THE DOT - if this turns orange or red be alert

Tuesday, November 18, 2008

Goldman calls for a possible (worst case) -8% GDP -some insights into the real distress

I can confirm, as my research provides from various angles, disastrous results for the times ahead - the point will be that the Obama administration will kick off a humongous aid package in Q1 2009, which might create the illusion that the world has been saved since it will be accompanied by all states on this planet who can do so (but basically no one can afford it). That means the world will be flooded with worthless money, which will create paper growth - but that is the first phase of the hyper inflation which will lead to defaults of governments at some points or to insane inflation as they just print money to pay debt.

They insist that they do it differently than the Japanese, but that's not true at all since the losses of around $1 tril., which were officially admitted to are just a fraction (as the moves of various markets' magnitudes say that losses should have double digit tril. of losses in the balance sheets - and off balance sheets). As you can see by the following reports, banks or financial institutions cannot afford to enter into profitable trades although central banks lend money in unprecedented dimensions - $2 tril. by the FED (those are insane levels).
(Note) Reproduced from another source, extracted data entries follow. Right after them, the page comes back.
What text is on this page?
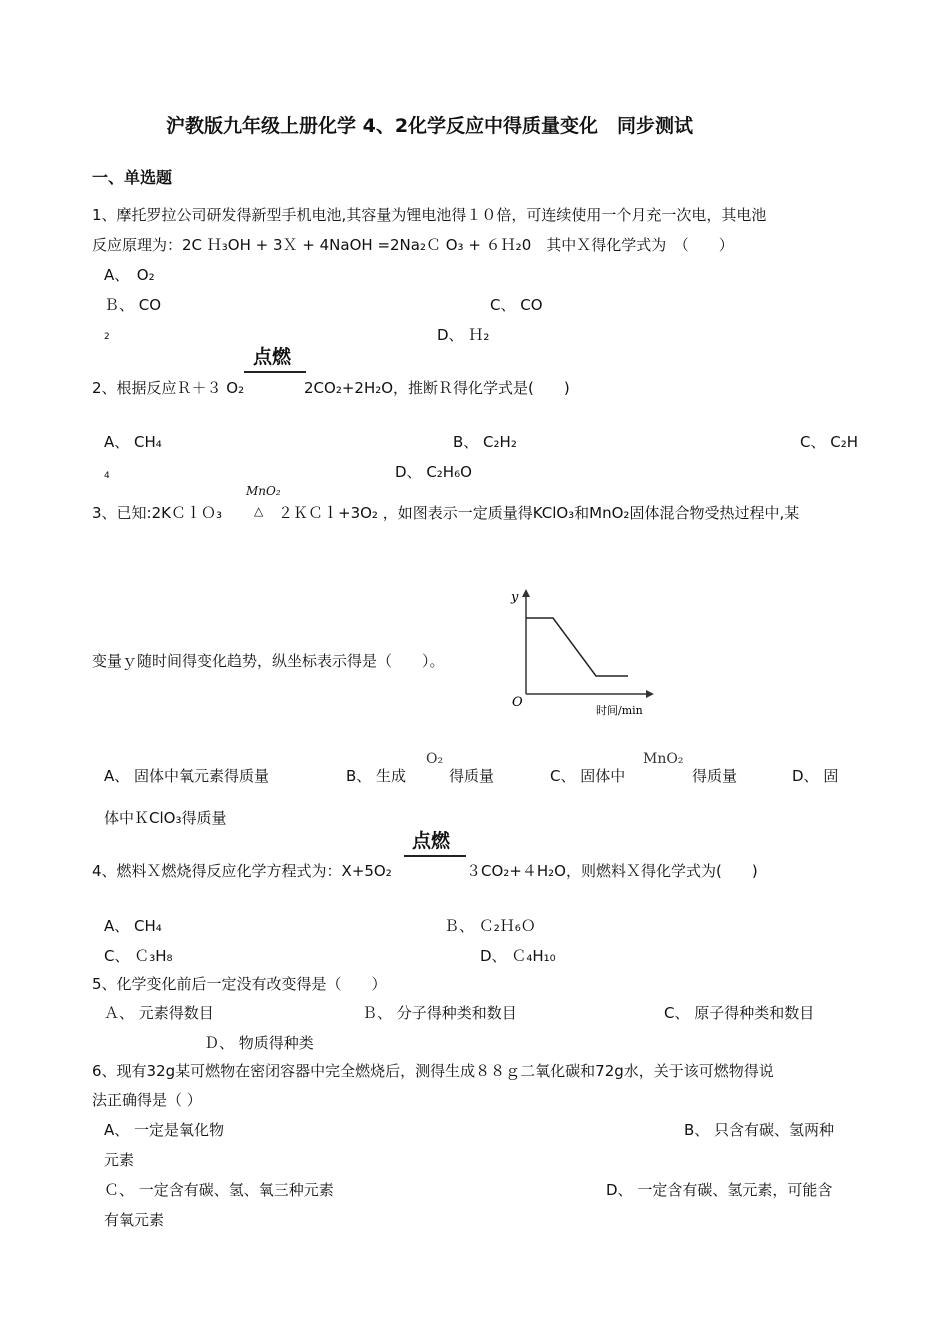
沪教版九年级上册化学 4、2化学反应中得质量变化　同步测试
一、单选题
1、摩托罗拉公司研发得新型手机电池,其容量为锂电池得１０倍，可连续使用一个月充一次电，其电池
反应原理为：2C Ｈ₃OH + 3Ｘ + 4NaOH =2Na₂Ｃ O₃ + ６Ｈ₂0　其中Ｘ得化学式为　（　　）
A、　O₂
Ｂ、 CO	C、 CO
2	D、 Ｈ₂
点燃
2、根据反应Ｒ＋３ O₂	2CO₂+2H₂O，推断Ｒ得化学式是(　　)
A、 CH₄	B、 C₂H₂	C、 C₂H
4	D、 C₂H₆O
MnO₂
△
3、已知:2KＣｌＯ₃	２ＫＣｌ+3O₂ ，如图表示一定质量得KClO₃和MnO₂固体混合物受热过程中,某
y
O
时间/min
变量ｙ随时间得变化趋势，纵坐标表示得是（　　）。
A、 固体中氧元素得质量	B、 生成
O₂
得质量	C、 固体中
MnO₂
得质量	D、 固
体中ＫClO₃得质量
点燃
4、燃料Ｘ燃烧得反应化学方程式为：X+5O₂	３CO₂+４H₂O，则燃料Ｘ得化学式为(　　)
A、 CH₄	Ｂ、 Ｃ₂Ｈ₆Ｏ
C、 Ｃ₃H₈	D、 Ｃ₄H₁₀
5、化学变化前后一定没有改变得是（　　）
Ａ、 元素得数目	Ｂ、 分子得种类和数目	C、 原子得种类和数目
Ｄ、 物质得种类
6、现有32g某可燃物在密闭容器中完全燃烧后，测得生成８８ｇ二氧化碳和72g水，关于该可燃物得说
法正确得是（ ）
A、 一定是氧化物	B、 只含有碳、氢两种
元素
Ｃ、 一定含有碳、氢、氧三种元素	D、 一定含有碳、氢元素，可能含
有氧元素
I just came back from a visit to a coffee shop in Frankfurt where I had to witness a conversation between two bankers. The one briefing (likely his boss from America) said that in most segments nothing was moving since no one had the funding or risk permission to get involved. Hedge Funds were completely inactive as only liquidations occur, if at all. People sit on humongous losses in almost every segment of the market and cannot liquidate, as there are no buyers (read below even longer dated Treasury bonds have difficulties to be sold). At some point, the bubble in government bonds will burst as well but right now it's on shorter maturities the "safe haven" - which is only temporary true for shorter maturities. The illusion they generate on TV shows with the Libor rate coming down so sharply that things are back to normality is completely wrong and misguiding.


Excerpt:

The funding market is still crazy...just look at the traded eurodollar contracts. What you can see is very grim. There are some very strange things happening in the wholesale funding market.
Intraday range on the Eurodollar contract is >8 std deviations from the 2001-present average. But volumes are dropping
This is the most liquid market on the planet to access US dollars. Eurodollars are just usd deposits in non-us banks. It's priced as the inverse of LIBOR. Arbitrages in these markets are insane:
you can sell fed funds at 1%, borrow from a gse at 0.25% and that arb is not collapsing. There are dozens of trades like these - especially in agency and muni bond markets. But the presence of these spreads - which normally never, ever occur - show that banks don't have the capital to commit to these arbs any more. They are everywhere, but cannot close because there is no capital and funding to do either of the legs! The 30yr tsy auction last thursday was a joke. Price of the 30yr fell out of bed because the auction was very pooor again, major treasury dealers dont have the capital to commit to warehousing 30yr bonds. This is very frightening - measures like LIBOR really are a lie and that's just for the USD funding market. EUR trades in EONIA, bunds, schatz even more crazy. No-one can get funding quick enough - and the range combined with dropping volumes in every major funding market in the world is a very, very dire situation
GS release a report last night saying we might get up to -8% GDP. Big call for GS to go near an official depression level on GDP
There is a very important difference between liquidity and solvency; the fed is providing liquidity, but they are not fixing the solvency issue.
The fed balance sheet is now ridiculous.